Les principales actions de la FIJ lors des guerres récentes :

– En Ukraine, six centres ont été ouverts pour aider les consœurs et confrères. Il leur est attribué des équipements professionnels, protections de guerre (gilets et casques), des accompagnements psychologiques et des formations.

– Depuis le début de la guerre en Palestine, la FIJ qui est présente à Gaza et en Cisjordanie par son affilié le Palestinian journalists syndicate (PJS), multiplie les interventions à tous les niveaux internationaux (Nations unies, Unesco, Parlement européen, Conseil de l’Europe). Grâce aux journalistes du PJS, la presse du monde entier, interdite à Gaza, reçoit des informations sérieuses et contrôlées. Ces journalistes le font au péril de leur vie. C’est ainsi que la FIJ dresse, jour après jour, la terrible liste des journalistes tombé∙es au champ d’honneur de la profession : nom, date, circonstances du décès. Une hécatombe sans précédent : plus d’une centaine en quelques mois ! La FIJ se pourvoira devant la Cour pénale internationale (CPI) de La Haye.

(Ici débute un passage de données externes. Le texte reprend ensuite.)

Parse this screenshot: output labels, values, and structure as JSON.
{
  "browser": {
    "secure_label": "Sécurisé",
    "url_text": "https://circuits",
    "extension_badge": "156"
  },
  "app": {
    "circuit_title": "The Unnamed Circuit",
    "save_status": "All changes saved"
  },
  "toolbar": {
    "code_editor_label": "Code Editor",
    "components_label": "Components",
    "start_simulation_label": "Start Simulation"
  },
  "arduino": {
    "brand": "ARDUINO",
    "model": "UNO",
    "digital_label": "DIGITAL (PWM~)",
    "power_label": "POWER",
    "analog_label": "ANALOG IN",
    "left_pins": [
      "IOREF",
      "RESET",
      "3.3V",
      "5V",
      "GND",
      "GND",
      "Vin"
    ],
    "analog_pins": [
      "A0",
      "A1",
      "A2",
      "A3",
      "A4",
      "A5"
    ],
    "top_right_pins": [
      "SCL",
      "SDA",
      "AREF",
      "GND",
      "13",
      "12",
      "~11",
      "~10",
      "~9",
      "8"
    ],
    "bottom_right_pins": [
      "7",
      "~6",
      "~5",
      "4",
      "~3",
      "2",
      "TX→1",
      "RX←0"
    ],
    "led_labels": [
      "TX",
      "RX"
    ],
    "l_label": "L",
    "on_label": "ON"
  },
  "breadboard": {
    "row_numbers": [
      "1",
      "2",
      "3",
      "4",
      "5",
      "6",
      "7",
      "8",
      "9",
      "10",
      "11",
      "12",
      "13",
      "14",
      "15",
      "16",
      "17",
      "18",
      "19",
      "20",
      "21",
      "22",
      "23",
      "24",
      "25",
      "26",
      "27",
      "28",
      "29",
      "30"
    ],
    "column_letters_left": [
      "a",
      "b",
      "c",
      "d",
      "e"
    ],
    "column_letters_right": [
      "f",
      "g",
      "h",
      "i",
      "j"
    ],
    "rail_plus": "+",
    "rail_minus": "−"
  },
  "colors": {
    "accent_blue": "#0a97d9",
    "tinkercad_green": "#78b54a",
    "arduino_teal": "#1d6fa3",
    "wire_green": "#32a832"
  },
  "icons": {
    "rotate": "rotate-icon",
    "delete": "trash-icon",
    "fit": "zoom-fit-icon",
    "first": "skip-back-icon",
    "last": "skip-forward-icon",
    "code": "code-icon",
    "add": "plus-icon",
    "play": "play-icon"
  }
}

Julian Assange, un héros paradoxal. Une autre préoccupation urgente de la FIJ est la situation de Julian Assange. Le génial créateur de Wikileaks en 2006, qui permet à tous journalistes et lanceurs∙ses d’alerte de communiquer sans être espionné∙es ni découvert∙es, est en prison de haute sécurité, la plus sévère en Grande-Bretagne, depuis bientôt 5 ans, sans aucune incrimination. Il y subit tortures et très mauvais traitements comme l’a dénoncé publiquement, en 2019, Nils Melzer, rapporteur spécial des Nations unies sur la torture et autres peines ou traitements cruels, inhumains ou dégradants. Son témoignage est publié en français [2]. Les Etats Unis, qui demandent son extradition depuis des années, lui nient la qualité de journaliste et l’accusent d’espionnage, alors que la profession le reconnait, partout dans le monde, comme l’un des siens. Il encourt une peine de …175 ans de prison. L’administration américaine lui reproche, entre autres, d’avoir révélé des crimes de guerre de l’armée américaine en Irak et Afghanistan, d’avoir fait des révélations sur le centre illégal d’emprisonnement de Guantanamo, sur l’espionnage des chefs d’État et des gouvernements étrangers, dont la France, etc. Ces informations ont été relayées par les médias du monde entier et n’ont jamais été démenties. Julian Assange est le seul poursuivi.

Si un journaliste australien, qui a publié en Europe (via Wikileaks), devait être jugé par un tribunal interne américain, selon des lois internes américaines, quel journaliste au monde oserait, désormais, publier des informations qui pourraient déplaire aux Etats Unis ? N’importe quel chef d’Etat pourrait se saisir, n’importe où, de n’importe quel journaliste pour lui faire subir un sort identique.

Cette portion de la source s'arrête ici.